Gerontocracy is, of course, a venerable form of political organization: ancient monarchies and oligarchies were often relatively gerontocratic, and many traditional pre-agricultural tribal societies displayed almost absolute forms of oligarchic gerontocracy. Yet we wonder if the gerontocrats of bygone eras were more like Prince Charles or Jeremy Clarkson, rightly beloved examples of Boomers Who Build, than the elderly voters of today. The Prince of Wales won all the status and money he could ever dream of at birth, while Clarkson has earned himself a vast fortune and the undying adoration of the people. Neither feel any real need to protect what they already have, and so both display a remarkable propensity to leave something better for future generations, whether that’s beautiful new towns like Poundbury and Nanlesdan, or a revitalized British farming industry. When power and wealth are assured, gerontocrats are free to harness the wisdom of the old to the long-term benefits of the young. When power is dispersed, however, elderly voters who feel themselves in an economically precarious position vote to protect what they have at the expense of investments in projects that they will not live to see the benefits of.
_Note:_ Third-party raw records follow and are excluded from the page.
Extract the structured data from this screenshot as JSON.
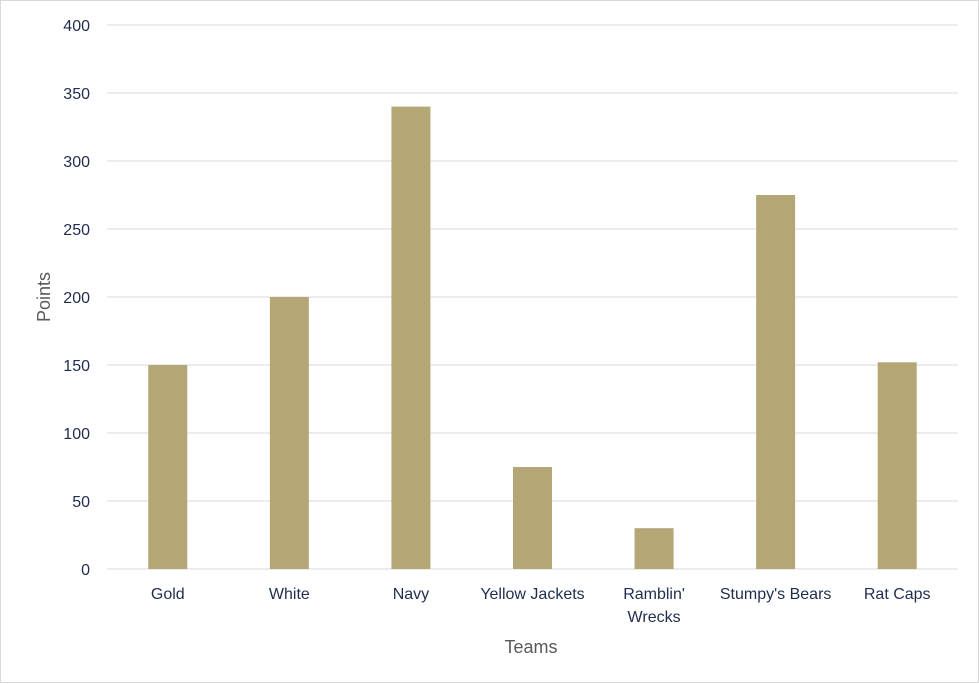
{
  "chart_data": {
    "type": "bar",
    "categories": [
      "Gold",
      "White",
      "Navy",
      "Yellow Jackets",
      "Ramblin' Wrecks",
      "Stumpy's Bears",
      "Rat Caps"
    ],
    "category_lines": [
      [
        "Gold"
      ],
      [
        "White"
      ],
      [
        "Navy"
      ],
      [
        "Yellow Jackets"
      ],
      [
        "Ramblin'",
        "Wrecks"
      ],
      [
        "Stumpy's Bears"
      ],
      [
        "Rat Caps"
      ]
    ],
    "values": [
      150,
      200,
      340,
      75,
      30,
      275,
      152
    ],
    "title": "",
    "xlabel": "Teams",
    "ylabel": "Points",
    "ylim": [
      0,
      400
    ],
    "yticks": [
      0,
      50,
      100,
      150,
      200,
      250,
      300,
      350,
      400
    ],
    "grid": true,
    "legend": "none",
    "colors": {
      "bar": "#b4a675",
      "grid": "#d9d9d9",
      "tick_text": "#1f2d4d",
      "axis_title": "#595959"
    }
  }
}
There are, of course, some solutions to the problem, of varying degrees of radicalism. Votes for 16-year-olds and compulsory voting are both reasonable mitigations, with precedent in other nations. More daringly, parents could be allowed to vote on behalf of their children, or the votes of younger people could be weighted higher than those of the old. Mass immigration of the young is another short-term fix, an enormous pro-natalist incentive program (about 2-3% of GDP) a solution over the long term. All of these, however - especially immigration and pro-natalism - confront the same short-termist coalition of the aged that has put such a dent in energy supplies. Getting any useful change through that coalition is doable, but will require enormous political capital and not a little ingenuity.
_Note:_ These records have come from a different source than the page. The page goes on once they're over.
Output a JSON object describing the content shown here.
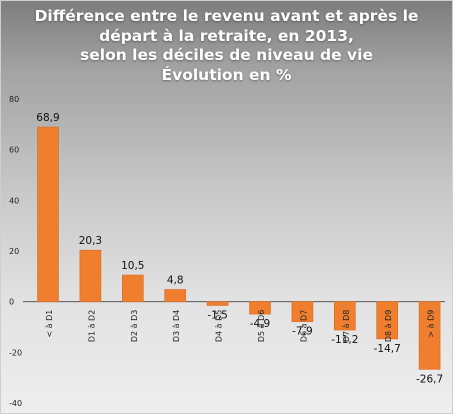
{
  "title_lines": [
    "Différence entre le revenu avant et après le",
    "départ à la retraite, en 2013,",
    "selon les déciles de niveau de vie",
    "Évolution en %"
  ],
  "colors": {
    "bar": "#ef7f2e",
    "bar_edge": "#d9691c",
    "zero_line": "#444444"
  },
  "chart_data": {
    "type": "bar",
    "title": "Différence entre le revenu avant et après le départ à la retraite, en 2013, selon les déciles de niveau de vie Évolution en %",
    "categories": [
      "< à D1",
      "D1 à D2",
      "D2 à D3",
      "D3 à D4",
      "D4 à D5",
      "D5 à D6",
      "D6 à D7",
      "D7 à D8",
      "D8 à D9",
      "> à D9"
    ],
    "values": [
      68.9,
      20.3,
      10.5,
      4.8,
      -1.5,
      -4.9,
      -7.9,
      -11.2,
      -14.7,
      -26.7
    ],
    "value_labels": [
      "68,9",
      "20,3",
      "10,5",
      "4,8",
      "-1,5",
      "-4,9",
      "-7,9",
      "-11,2",
      "-14,7",
      "-26,7"
    ],
    "ylim": [
      -40,
      80
    ],
    "yticks": [
      -40,
      -20,
      0,
      20,
      40,
      60,
      80
    ],
    "xlabel": "",
    "ylabel": "",
    "grid": false,
    "legend": "none"
  }
}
In the longer-term, however, as young people become an increasingly scarce global resource the problem may naturally self-correct. With fertility rates dropping rapidly below replacement even in relatively poor middle-income nations, inter-state competition for young people is likely to intensify. The era of brain drain may be replaced by a time of age drain. For those lucky enough to work in globally mobile jobs, the world might be your oyster.